Frequently asked questions
How do I change the light?
Click any of the three lights to switch the signal to that color. You can also use the arrow keys to cycle through them once a light is focused. The change is instant and the big label underneath updates to match. Whichever signal you leave it on is remembered, so reopening the page brings back the same color.
Can I rename the lights?
Yes. Each light has an editable label in the panel below — the defaults are Stop, Get ready, and Go, but you can change them to anything your room uses, such as Silent / Whisper / Talk, or On task / Warning / Stop. The labels are kept in your browser so they are there the next time you open the tool.
Can I add a description under each light?
Yes. Each light has an optional description field in the panel below. Type a short sentence — for example "Independent work, voices off" under red — and it appears as a smaller subtitle beneath the big label whenever that light is active, including in full screen. Leave the field blank and no subtitle shows, so you only see extra text where you actually want it. Descriptions are saved in your browser along with the labels.
Does it use my microphone or camera?
No. The traffic light is purely a visual signal you control by clicking — it never requests the microphone, camera, or any other permission, and it makes no network requests at all. It is one of the most private tools on the site: there is simply nothing to send anywhere.

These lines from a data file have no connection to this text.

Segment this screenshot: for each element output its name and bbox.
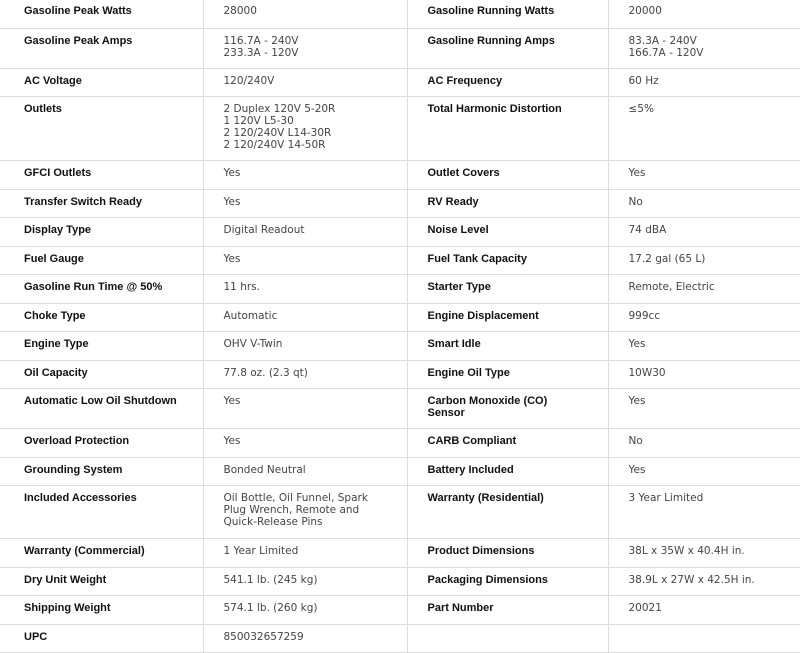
spec-value: 28000 [203, 0, 407, 28]
spec-label: Product Dimensions [407, 538, 608, 567]
table-row [0, 0, 800, 28]
spec-value: 11 hrs. [203, 274, 407, 303]
spec-label: Gasoline Peak Amps [0, 28, 203, 68]
spec-label: Shipping Weight [0, 595, 203, 624]
spec-label: Dry Unit Weight [0, 567, 203, 595]
spec-value: 74 dBA [608, 217, 800, 246]
table-row [0, 538, 800, 567]
spec-value: Yes [203, 428, 407, 457]
spec-value: 2 Duplex 120V 5-20R 1 120V L5-30 2 120/240V L14-30R 2 120/240V 14-50R [203, 96, 407, 160]
table-row [0, 68, 800, 96]
spec-value: No [608, 189, 800, 217]
table-row [0, 160, 800, 189]
spec-label: Packaging Dimensions [407, 567, 608, 595]
spec-value: 10W30 [608, 360, 800, 388]
spec-label: Starter Type [407, 274, 608, 303]
table-row [0, 428, 800, 457]
spec-label: AC Voltage [0, 68, 203, 96]
table-row [0, 96, 800, 160]
spec-value: 38.9L x 27W x 42.5H in. [608, 567, 800, 595]
spec-label: Noise Level [407, 217, 608, 246]
spec-label: Warranty (Residential) [407, 485, 608, 538]
table-row [0, 331, 800, 360]
spec-label: RV Ready [407, 189, 608, 217]
table-row [0, 303, 800, 331]
spec-value: Oil Bottle, Oil Funnel, Spark Plug Wrench, Remote and Quick-Release Pins [203, 485, 407, 538]
spec-label: GFCI Outlets [0, 160, 203, 189]
spec-value: 850032657259 [203, 624, 407, 652]
spec-label: Engine Type [0, 331, 203, 360]
spec-value: Yes [203, 246, 407, 274]
spec-label: Gasoline Peak Watts [0, 0, 203, 28]
spec-label: Fuel Gauge [0, 246, 203, 274]
spec-value: Yes [608, 160, 800, 189]
spec-label: Warranty (Commercial) [0, 538, 203, 567]
spec-label: Included Accessories [0, 485, 203, 538]
table-row [0, 246, 800, 274]
spec-value: Yes [608, 388, 800, 428]
table-row [0, 624, 800, 652]
spec-label: Outlet Covers [407, 160, 608, 189]
spec-value: 541.1 lb. (245 kg) [203, 567, 407, 595]
table-row [0, 360, 800, 388]
spec-value: 1 Year Limited [203, 538, 407, 567]
spec-value: 574.1 lb. (260 kg) [203, 595, 407, 624]
spec-label: Automatic Low Oil Shutdown [0, 388, 203, 428]
spec-value: 999cc [608, 303, 800, 331]
table-row [0, 595, 800, 624]
spec-value: No [608, 428, 800, 457]
spec-label: Choke Type [0, 303, 203, 331]
spec-value: ≤5% [608, 96, 800, 160]
spec-value: Bonded Neutral [203, 457, 407, 485]
spec-value: 120/240V [203, 68, 407, 96]
table-row [0, 274, 800, 303]
spec-value: 116.7A - 240V 233.3A - 120V [203, 28, 407, 68]
spec-label: Battery Included [407, 457, 608, 485]
spec-value: Digital Readout [203, 217, 407, 246]
table-row [0, 217, 800, 246]
spec-label: Fuel Tank Capacity [407, 246, 608, 274]
spec-value: 3 Year Limited [608, 485, 800, 538]
spec-value: 20000 [608, 0, 800, 28]
spec-label: Carbon Monoxide (CO) Sensor [407, 388, 608, 428]
spec-value: Automatic [203, 303, 407, 331]
spec-value: 17.2 gal (65 L) [608, 246, 800, 274]
table-row [0, 28, 800, 68]
table-row [0, 189, 800, 217]
spec-value: 20021 [608, 595, 800, 624]
spec-label [407, 624, 608, 652]
table-row [0, 457, 800, 485]
spec-value: 38L x 35W x 40.4H in. [608, 538, 800, 567]
spec-label: Part Number [407, 595, 608, 624]
spec-value: 77.8 oz. (2.3 qt) [203, 360, 407, 388]
spec-label: Smart Idle [407, 331, 608, 360]
spec-label: Transfer Switch Ready [0, 189, 203, 217]
spec-value: Yes [203, 160, 407, 189]
spec-label: Grounding System [0, 457, 203, 485]
table-row [0, 485, 800, 538]
table-row [0, 388, 800, 428]
spec-label: Gasoline Running Amps [407, 28, 608, 68]
spec-label: Outlets [0, 96, 203, 160]
spec-label: Gasoline Running Watts [407, 0, 608, 28]
spec-value: Remote, Electric [608, 274, 800, 303]
spec-label: Overload Protection [0, 428, 203, 457]
spec-label: Engine Displacement [407, 303, 608, 331]
spec-value: Yes [203, 388, 407, 428]
spec-value [608, 624, 800, 652]
spec-value: 83.3A - 240V 166.7A - 120V [608, 28, 800, 68]
spec-label: AC Frequency [407, 68, 608, 96]
spec-label: CARB Compliant [407, 428, 608, 457]
spec-value: OHV V-Twin [203, 331, 407, 360]
spec-label: Total Harmonic Distortion [407, 96, 608, 160]
spec-label: Display Type [0, 217, 203, 246]
table-row [0, 567, 800, 595]
spec-label: Oil Capacity [0, 360, 203, 388]
spec-value: Yes [608, 457, 800, 485]
spec-label: Gasoline Run Time @ 50% [0, 274, 203, 303]
spec-value: Yes [608, 331, 800, 360]
spec-label: UPC [0, 624, 203, 652]
spec-label: Engine Oil Type [407, 360, 608, 388]
spec-value: 60 Hz [608, 68, 800, 96]
spec-value: Yes [203, 189, 407, 217]
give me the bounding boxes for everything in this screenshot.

Will it work on a projector or smartboard?
Yes — that is the design target. Click Full screen and the traffic light fills the display so it is readable from the back of the classroom. Press Esc or click Exit full screen to return. Because the whole tool runs in the browser, it works on any projector connected to a laptop, smartboard, or classroom computer.
Is it free?
Yes. Completely free, no account, no signup, no ads, no upsell. The whole tool is a small HTML, CSS, and JavaScript page that runs on your device. Use it every day for a school year or once and never again — same price either way.
How is this different from a classroom noise meter?
A noise meter measures room volume with the microphone and changes color on its own; a traffic light is set by you, by hand, to signal whatever you want — voice level, work mode, transitions, or behavior. Many teachers use both: the noise meter for an automatic volume cue and the traffic light for a deliberate, teacher-controlled signal.